LAST MAN: The other night I ran into Santa Barbara’s last male mayor. Quick now, who was it, and what happened to him?
Answer: Hal Conklin, a very nice guy but unlucky. Shortly after being elected mayor in 1993, he was challenged over the term-limits ordinance. After losing a court battle, he resigned a year later but has remained active in civic affairs here and around California.
Aside from that, we’ve had a steady run of women mayors. Before him there was Sheila Lodge, whom I also saw at the Celebration of Life for my late wife, Sue. Sheila must be setting a record for City Hall longevity.
After serving on the Planning Commission, then City Council, then as mayor starting in 1981, Sheila kept active and is now a strong voice on the Planning Commission.
After Conklin, there were Harriet Miller (1995-2001), Marty Blum (2002-2010), now on the City College Board of Trustees, and the current incumbent, Helene Schneider. She’s running for Congress, hoping to replace still another woman, Lois Capps, who’s been our rep in the House of Representatives since the earth cooled.
Santa Barbara elections are traditionally polite as tea parties, and candidates on the fringe normally don’t do well.
But back in 1935 a hullabaloo burst over City Hall. Seventeen months of hell began five minutes after midnight on June 1. That’s when newly elected Mayor Edmund O. Hanson arrived with what local historian Walker A. Tompkins said was “a squad of armed henchmen to seize City Hall.”
Vowing to “clean out City Hall,” Hanson had waged what Tompkins called “a vituperative and at times slanderous campaign of mud-slinging.” He even had the guts to take on the powerful T.M. Storke, owner of the daily paper that became the Santa Barbara News-Press.
First off, Hanson fired police chief Jess Butts and most department heads. And this was even before dawn broke over De la Guerra Plaza.
By the time the City Council met at 10 a.m., the shocking news had spread, and a crowd of 1,600 had gathered in the Plaza, listening via loudspeakers set up on the balcony.
Hanson, running on a reform ticket, told the crowd, “I do not intend to see tax money spent on a yacht harbor for the wealthy few, to the ruination of our public beaches and the detriment of our mothers and children.

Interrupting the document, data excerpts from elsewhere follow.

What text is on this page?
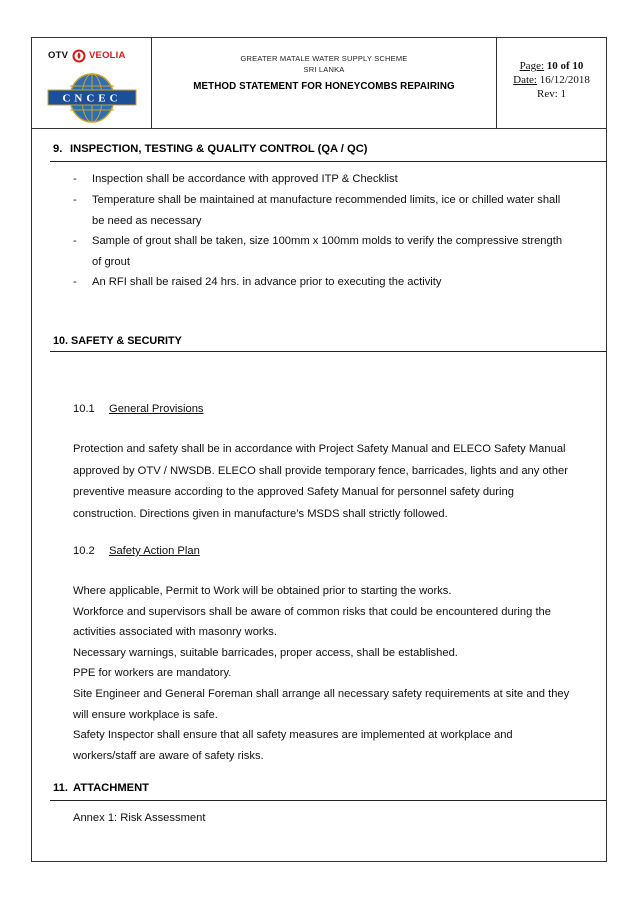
OTV VEOLIA
CNCEC
GREATER MATALE WATER SUPPLY SCHEME
SRI LANKA
METHOD STATEMENT FOR HONEYCOMBS REPAIRING
Page: 10 of 10
Date: 16/12/2018
Rev: 1
9. INSPECTION, TESTING & QUALITY CONTROL (QA / QC)
- Inspection shall be accordance with approved ITP & Checklist
- Temperature shall be maintained at manufacture recommended limits, ice or chilled water shall
be need as necessary
- Sample of grout shall be taken, size 100mm x 100mm molds to verify the compressive strength
of grout
- An RFI shall be raised 24 hrs. in advance prior to executing the activity
10. SAFETY & SECURITY
10.1 General Provisions
Protection and safety shall be in accordance with Project Safety Manual and ELECO Safety Manual
approved by OTV / NWSDB. ELECO shall provide temporary fence, barricades, lights and any other
preventive measure according to the approved Safety Manual for personnel safety during
construction. Directions given in manufacture’s MSDS shall strictly followed.
10.2 Safety Action Plan
Where applicable, Permit to Work will be obtained prior to starting the works.
Workforce and supervisors shall be aware of common risks that could be encountered during the
activities associated with masonry works.
Necessary warnings, suitable barricades, proper access, shall be established.
PPE for workers are mandatory.
Site Engineer and General Foreman shall arrange all necessary safety requirements at site and they
will ensure workplace is safe.
Safety Inspector shall ensure that all safety measures are implemented at workplace and
workers/staff are aware of safety risks.
11. ATTACHMENT
Annex 1: Risk Assessment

“I will also build a municipal comfort station in the Plaza, in front of the Daily News building, for the convenience of the public.” That would mean that Storke would look down from his office to a public toilet, an odious insult to the proud Storke.
To my knowledge, that never happened. The City Council rebelled, challenging Hanson’s right to fire department heads. After months of turmoil, a recall election was held on April Fools’ Day, 1936.
Hanson survived, but four council members were ousted. Now the mayor became insufferably arrogant and began criticizing Superior Court judges, but he soon found himself in hot water. Facing contempt-of-court charges and a possible jail sentence, he resigned on December 10, 1936.
Patrick J. Maher was named to succeed him and proved to be so popular that he served five two-year terms. Calm returned to City Hall. Hanson died in Long Beach in 1946, a decade after raising hell at City Hall.
PINK MARTINI: No, not a drink but a heady brew of music, a group that UCSB Arts & Lectures brings every year. They’ll be at the Arlington Theatre tonight, December 3, at 8 p.m. Don’t leave early, or you’ll miss their exciting standard closing number, “Brazil.”
THANK YOU, ALL: The flow of messages and cards expressing condolences over the too-soon death of Sue, especially from my mates at The Independent, are helping me cope with her loss.